Smart weight watchers find ways to exercise while carrying out everyday activities. They take the stairs instead of the elevator, they walk to the corner store rather than drive, and they use good old-fashioned hard work rather than modern machinery to get things done around the house. Raking leaves rather than using a leaf blower is a good way to burn a few extra calories while getting some crisp fall air.
The American Council for Fitness and Nutrition estimates that the average person burns an average of 150 calories by raking leaves for half an hour.
The American Association of Retired People sets the number slightly lower, saying it is possible to burn 240 calories an hour, or 120 calories for half an hour of raking.
A few factors, mainly weight, affect how many calories you can burn during a given activity. Larger people require more energy to move, so they burn more calories than a smaller person even though they might do the same activity for the same amount of time.

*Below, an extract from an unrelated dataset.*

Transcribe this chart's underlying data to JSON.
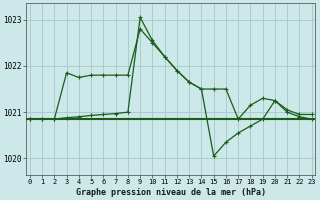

Intensity and form also determine how many calories you'll burn. Really digging into the leaves and contracting your core muscles will create resistance and burn more calories than simply dragging the rake along the surface.
Why It Works
Raking leaves doesn't seem like much of a workout, until you break down the motions. Extending the rake requires the use of the deltoids and trapezius muscles, as well as muscles in your legs. Pulling it back works the laterals, triceps and abdominals. In addition to working the upper body, raking builds the core, or trunk, which stabilizes your body while you're moving.
Bagging the leaves will provide you with additional exercise. Though leaves aren't heavy, you will work your lower body a bit by bending at the knee to pick them up and smashing the leaves into the bag.
According to the American Council for Fitness and Nutrition, raking leaves for half an hour burns about as many calories as mowing the lawn for half an hour, shoveling snow for 15 minutes or gardening for 30 to 45 minutes.
Intensity and Safety
Raking leaves at a moderate pace provides an aerobic workout roughly equivalent to a brisk walk, so if your doctor finds that you are healthy enough to take walks, you should be able to rake leaves as well, barring extenuating circumstances such as back problems.